Sen. Orrin Hatch, R-Utah, sheltered more than $11,000 in income in 1987 from speaking fees, 15 percent of the $79,926 an aide said Hatch earned in honorariums. The senator gave away $48,899 of the fees in tax-deductible donations but was able to calculate his Keogh retirement contribution on the entire amount, according to his Senate financial disclosure.
Keogh contributions, like IRAs, are deductible. Unlike IRAs they may be taken despite a person's other income. Congress took away all or part of the deductibilty of IRAs for those earning more than $25,000. Keogh contributions, however, may be made only from self-employment income. The program got its name from former Rep. E.J. Keogh, D-N.Y., who with former Sen. Wallace F. Bennett, R-Utah, sponsored the legislation 20 years ago.The Washington Times reported this week that 14 senators and at least 17 House members have such retirement plans. Senators must report them; House members do so voluntarily.

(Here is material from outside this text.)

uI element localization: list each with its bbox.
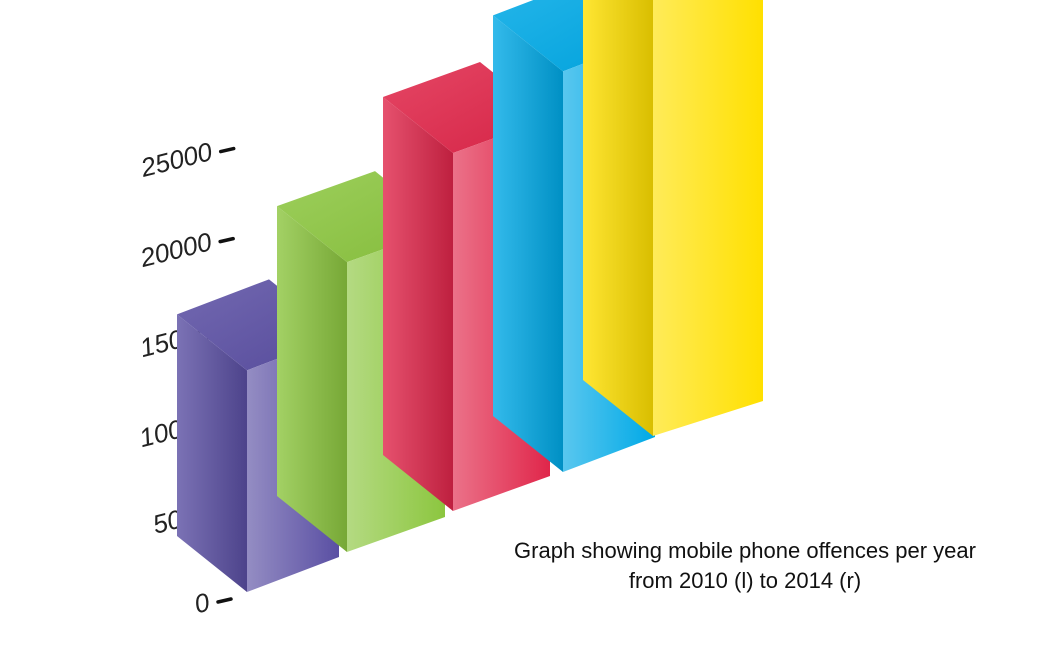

Sen. Robert Dole, R-Kan. showed the largest Keogh plan with between $150,000 and $300,000 in it. (Senators report such amounts by brackets. They do not show exact amounts.) In the Senate, six Democrats and eight Republicans showed Keogh funds. Hatch's totaled between $65,000 and $150,000, including amounts from years before 1987.
In the House, eight Republicans and nine Democrats listed Keogh funds. None of the three Utah members showed such savings.
Some of the funds' totals could represent contributions based on income from other than honorariums. Hatch, for example has had income from books and tapes.
Speech income to Congressmen is considered self-employment pay.